PFAW was also born out of reactionary analyses to conservative protestants and their political aspirations. Lear’s decision to go with the PSA only after he saw Jimmy Swaggart on TV asking his viewers to pray for the removal of a Supreme Court justice. At that moment, Lear had had enough. And he decided to do something about it based on his not-inconsiderable experience as a religious minority in America- one who had grown up within earshot of the quotas that guided the entrance of Jewish students into Yale. In many respects, Lear was one of the most significant figures in the recent religious past because he tracked the rise of the right for so long — but alas to little avail. What has come of right-wing monitoring organizations? Why the need to fact-check and adjudicate? Why the need to ridicule? I love satire as much as anyone, but to the extent that it’s used as part of a larger cultural tactic to enact social change not only renders it virtually meaningless in the world of politics, but it also comes off as smug, and entitled. 

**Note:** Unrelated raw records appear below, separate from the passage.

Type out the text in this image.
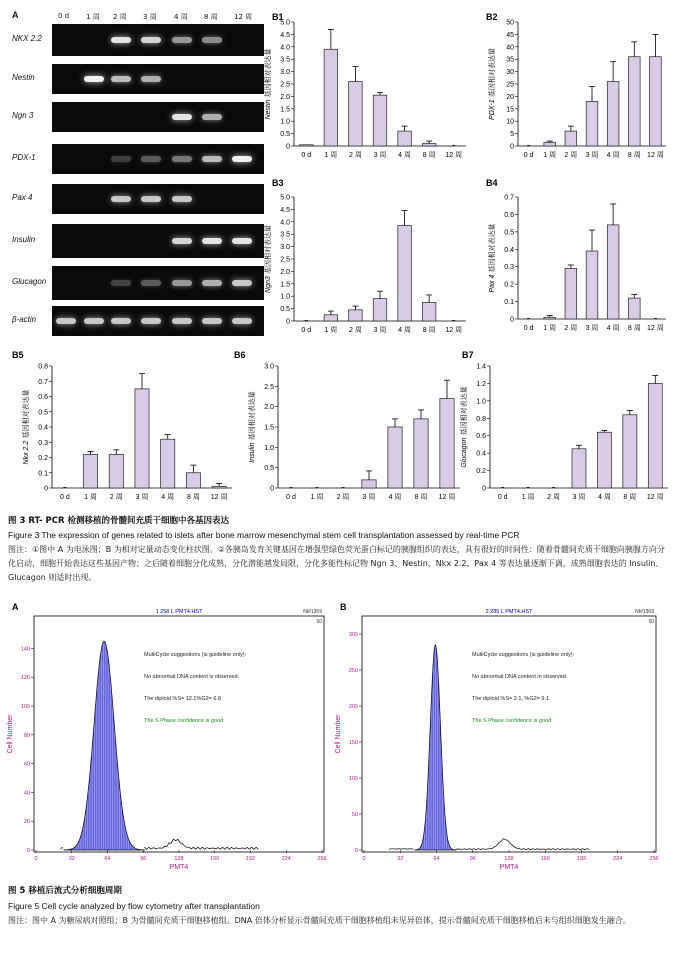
A	0 d 1 周 2 周 3 周 4 周 8 周 12 周
NKX 2.2
Nestin
Ngn 3
PDX-1
Pax 4
Insulin
Glucagon
β-actin
B1
0
0.5
1.0
1.5
2.0
2.5
3.0
3.5
4.0
4.5
5.0
Nestin 基因相对表达量
0 d 1 周 2 周 3 周 4 周 8 周 12 周
B2
0
5
10
15
20
25
30
35
40
45
50
PDX-1 基因相对表达量
0 d 1 周 2 周 3 周 4 周 8 周 12 周
B3
0
0.5
1.0
1.5
2.0
2.5
3.0
3.5
4.0
4.5
5.0
Ngn3 基因相对表达量
0 d 1 周 2 周 3 周 4 周 8 周 12 周
B4
0
0.1
0.2
0.3
0.4
0.5
0.6
0.7
Pax 4 基因相对表达量
0 d 1 周 2 周 3 周 4 周 8 周 12 周
B5
0
0.1
0.2
0.3
0.4
0.5
0.6
0.7
0.8
Nkx 2.2 基因相对表达量
0 d 1 周 2 周 3 周 4 周 8 周 12 周
B6
0
0.5
1.0
1.5
2.0
2.5
3.0
Insulin 基因相对表达量
0 d 1 周 2 周 3 周 4 周 8 周 12 周
B7
0
0.2
0.4
0.6
0.8
1.0
1.2
1.4
Glucagon 基因相对表达量
0 d 1 周 2 周 3 周 4 周 8 周 12 周
图 3 RT- PCR 检测移植的骨髓间充质干细胞中各基因表达
Figure 3 The expression of genes related to islets after bone marrow mesenchymal stem cell transplantation assessed by real-time PCR
图注：①图中 A 为电泳图；B 为相对定量动态变化柱状图。②各胰岛发育关键基因在增强型绿色荧光蛋白标记的胰腺组织的表达，具有很好的时间性：随着骨髓间充质干细胞向胰腺方向分化启动，细胞开始表达这些基因产物；之后随着细胞分化成熟，分化潜能越发局限，分化多能性标记物 Ngn 3、Nestin、Nkx 2.2、Pax 4 等表达量逐渐下调，成熟细胞表达的 Insulin、Glucagon 则适时出现。
A	1 258 L PMT4.HST	Nt#1369
50
0	32	64	96	128	160	192	224	256
0
20
40
60
80
100
120
140
PMT4
Cell Number
MultiCycle suggestions (is guideline only):
No abnormal DNA content is observed.
The diploid %S= 12.1%G2= 6.8
The S Phase confidence is good
B	2 285 L PMT4.HST	Nt#1369
50
0	32	64	96	128	160	192	224	256
0
50
100
150
200
250
300
PMT4
Cell Number
MultiCycle suggestions (is guideline only):
No abnormal DNA content in observed.
The diploid %S= 2.1, %G2= 9.1
The S Phase confidence is good
图 5 移植后流式分析细胞周期
Figure 5 Cell cycle analyzed by flow cytometry after transplantation
图注：图中 A 为糖尿病对照组；B 为骨髓间充质干细胞移植组。DNA 倍体分析显示骨髓间充质干细胞移植组未见异倍体，提示骨髓间充质干细胞移植后未与组织细胞发生融合。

According to the director of God & Country, Dan Partland, the issues couldn’t be clearer. “To be clear, Christianity is not the problem. Having one’s faith inform one’s political beliefs is not the problem. The problem is the intertwining of a Christian identity with a political identity such that it can be hard to tell where one ends and the other begins.” As usual, those who do not actually specialize in such things, like the First Amendment and its adjudication, are sloppy in their analyses. Including the academics associated with Reiner: a celebrity’s row if there ever was one. If anything, Lear was closer to diagnosing the problem MORE THAN FORTY YEARS AGO in his very first PFAW PSA. “My problem is I know my boy is as good a Christian as me. My wife? She’s better. So maybe there’s something wrong when people, even preachers, suggest other people are good Christians or bad Christians depending on their political views. That’s not the American Way.”